9. However, if transactions are linked, the RL is any land an interest in which any CI is acquired and the RC is the aggregate of the price paid for all the CIs – section 55(4).

10. Transactions are linked if they form part of a single scheme, arrangement or series of transactions between the same Vendor and Purchaser (within the meaning of section 43(3)) or in either case persons connected with them - section 108(1).

An example was given in the judgment (paragraph 30) of four unconnected joint purchasers (JPs) purchasing a house as tenants in common for £800,000. Applying these principles, the SMT is the house. The four JPs together are the Purchaser of the SMT – i.e. the house H. Each JP acquires a CI which is linked to the three other CIs acquired because they all have the same Vendor and the same Purchaser for the purpose of section 43(4).
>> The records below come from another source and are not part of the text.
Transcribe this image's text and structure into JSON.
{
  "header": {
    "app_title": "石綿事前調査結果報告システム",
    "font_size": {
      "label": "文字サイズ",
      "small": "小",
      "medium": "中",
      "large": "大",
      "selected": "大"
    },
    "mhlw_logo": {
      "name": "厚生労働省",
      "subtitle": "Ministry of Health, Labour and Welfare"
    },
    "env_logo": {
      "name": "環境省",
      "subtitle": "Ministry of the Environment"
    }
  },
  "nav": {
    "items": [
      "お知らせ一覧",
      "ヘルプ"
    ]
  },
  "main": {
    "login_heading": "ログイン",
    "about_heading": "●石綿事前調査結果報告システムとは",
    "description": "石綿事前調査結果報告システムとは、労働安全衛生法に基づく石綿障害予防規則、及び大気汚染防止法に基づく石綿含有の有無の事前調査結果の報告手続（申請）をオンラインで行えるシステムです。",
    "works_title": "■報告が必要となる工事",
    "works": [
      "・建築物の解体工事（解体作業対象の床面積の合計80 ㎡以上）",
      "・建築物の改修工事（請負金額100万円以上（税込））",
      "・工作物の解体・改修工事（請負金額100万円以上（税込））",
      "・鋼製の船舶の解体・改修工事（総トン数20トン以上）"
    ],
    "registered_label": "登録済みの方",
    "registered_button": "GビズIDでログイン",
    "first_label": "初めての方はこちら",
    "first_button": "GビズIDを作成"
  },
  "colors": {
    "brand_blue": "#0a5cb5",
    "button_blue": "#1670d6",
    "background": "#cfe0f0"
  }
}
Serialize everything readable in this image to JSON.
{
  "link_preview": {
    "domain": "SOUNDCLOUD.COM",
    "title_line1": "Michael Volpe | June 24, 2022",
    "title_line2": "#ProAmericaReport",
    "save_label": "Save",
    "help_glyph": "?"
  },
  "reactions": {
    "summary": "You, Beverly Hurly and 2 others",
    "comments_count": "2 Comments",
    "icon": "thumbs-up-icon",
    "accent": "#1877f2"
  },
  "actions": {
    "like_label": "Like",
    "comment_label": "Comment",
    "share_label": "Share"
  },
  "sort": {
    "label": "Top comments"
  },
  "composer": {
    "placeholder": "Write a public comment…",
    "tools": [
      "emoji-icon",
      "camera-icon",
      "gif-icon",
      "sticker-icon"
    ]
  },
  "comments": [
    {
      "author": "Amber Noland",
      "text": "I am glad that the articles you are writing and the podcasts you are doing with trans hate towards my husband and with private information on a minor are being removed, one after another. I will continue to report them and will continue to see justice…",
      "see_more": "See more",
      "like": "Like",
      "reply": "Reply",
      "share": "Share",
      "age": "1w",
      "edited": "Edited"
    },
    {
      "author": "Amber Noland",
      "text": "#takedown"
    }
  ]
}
Accordingly, the tax rate must be computed having regard to section 55(3) by aggregating the RC for each MSM and applying the appropriate percentage to that aggregate. This therefore results, as expected, in a tax rate of 4 per cent on the RC for each CI, and not as suggested in the judgment (paragraph 33(3)), a tax rate of 1 per cent applicable to the RC for each CI.

Charity as joint purchaser

Consider now the position where one of the JPs is a charity. The tax rate will still be 4 per cent on the RC for each LT (i.e. each CI acquired which is not exempt), but under Schedule 8, the CI acquired by a charity is not a LT because it is exempt. There was no assertion in Pollen Estate by HMRC that the conditions in Schedule 8 were not met. So in the example of the acquisition of H, SDLT is charged at 4 per cent only on the CC of each of the non-exempt JPs. This leads to a sensible result whether a charity acquires, say, 99 per cent of the SMT or 1 per cent – which must surely be as Parliament intended.

The judgment includes an extensive discussion of section 103 as an aid to the construction of the main charging provisions as outlined above. This is unnecessary. The section is misleadingly labelled “joint purchasers”. But what section 103 does is to ensure that where there are joint purchasers, they are jointly and severally liable for the payment of SDLT. This is emphasised by section 85 under which the Purchaser (as defined by section 43(4)) is liable to pay SDLT and engages section 103 in the case of joint purchasers.
Thus the charity, even though no tax is payable in respect of its beneficial interest, is jointly liable with the other (non-charity) co-purchasers for the payment of the SDLT. Section 103(3) also provides that where a LT is notifiable, even though there are joint purchasers, only a single Land Transaction Return is required. A notifiable transaction is (generally) one where a major interest in land (fee simple or term of years absolute) is acquired. Multiple Land Transaction Returns are not therefore required when there are JPs.

In my opinion, the decision in Pollen Estates is wrong. Where real property is purchased by an eligible body such as a university or college (i.e. a charity) jointly with a non-eligible body such as an individual, relief from SDLT should be available on the chargeable amount of the interest acquired by the eligible body. The rate of SDLT payable by the individual will be the same rate as would be applicable on the full purchase price (including the price paid by the eligible body).

The issue here is an important one because if charity relief is not available, the cost of implementing joint equity schemes will rise significantly and may render them unattractive. This would be most unfortunate, so perhaps the Court of Appeal will soon be given an opportunity to review the decision.